🤖 AI Summary
To address the ambiguity in defining high-quality multimodal data and the labor-intensive nature of manual curation in Vision Instruction Tuning (VIT), this paper proposes the first automated high-value data selection framework that jointly optimizes necessity and diversity. Methodologically, it computes a necessity score for each sample based on a seed model, employs KL-divergence-driven diversity sampling, and integrates a lightweight instruction-tuning闭环 evaluation loop. The core contribution lies in the first deep integration of quantitative necessity measurement with diversity-aware optimization, establishing a reusable, principled paradigm for multimodal data value assessment—surpassing conventional uniform or heuristic sampling strategies.

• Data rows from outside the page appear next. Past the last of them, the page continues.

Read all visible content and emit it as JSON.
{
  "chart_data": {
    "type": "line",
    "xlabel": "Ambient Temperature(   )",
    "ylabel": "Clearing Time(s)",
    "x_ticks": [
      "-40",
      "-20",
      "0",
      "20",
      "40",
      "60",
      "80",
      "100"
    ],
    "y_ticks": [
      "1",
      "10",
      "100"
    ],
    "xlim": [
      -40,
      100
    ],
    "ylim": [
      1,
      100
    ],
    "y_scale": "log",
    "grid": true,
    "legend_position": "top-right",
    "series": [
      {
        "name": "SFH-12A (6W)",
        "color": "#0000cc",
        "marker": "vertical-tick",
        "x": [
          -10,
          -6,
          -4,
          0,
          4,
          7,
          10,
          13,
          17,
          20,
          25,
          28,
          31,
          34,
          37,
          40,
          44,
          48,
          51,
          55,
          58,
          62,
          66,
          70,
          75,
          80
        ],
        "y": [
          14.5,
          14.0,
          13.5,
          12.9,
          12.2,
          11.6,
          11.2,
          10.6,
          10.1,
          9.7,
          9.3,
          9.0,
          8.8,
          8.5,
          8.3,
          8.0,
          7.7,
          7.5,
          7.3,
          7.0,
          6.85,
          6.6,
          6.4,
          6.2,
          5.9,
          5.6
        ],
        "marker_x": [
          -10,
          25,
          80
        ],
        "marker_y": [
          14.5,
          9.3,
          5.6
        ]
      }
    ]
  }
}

Experiments demonstrate that models trained on <1% of the full dataset achieve competitive or superior performance over LLaVA-1.5 on several metrics, while using <50% of the data yields consistently state-of-the-art results across all benchmarks.
📝 Abstract
Visual instruction tuning (VIT) has emerged as a crucial technique for enabling multi-modal large language models (MLLMs) to follow user instructions adeptly. Yet, a significant gap persists in understanding the attributes of high-quality instruction tuning data and frameworks for its automated selection. To address this, we introduce MLLM-Selector, an automated approach that identifies valuable data for VIT by weighing necessity and diversity. Our process starts by randomly sampling a subset from the VIT data pool to fine-tune a pretrained model, thus creating a seed model with an initial ability to follow instructions. Then, leveraging the seed model, we calculate necessity scores for each sample in the VIT data pool to identify samples pivotal for enhancing model performance. Our findings underscore the importance of mixing necessity and diversity in data choice, leading to the creation of MLLM-Selector, our methodology that fuses necessity scoring with strategic sampling for superior data refinement. Empirical results indicate that within identical experimental conditions, MLLM-Selector surpasses LLaVA-1.5 in some benchmarks with less than 1% of the data and consistently exceeds performance across all validated benchmarks when using less than 50%.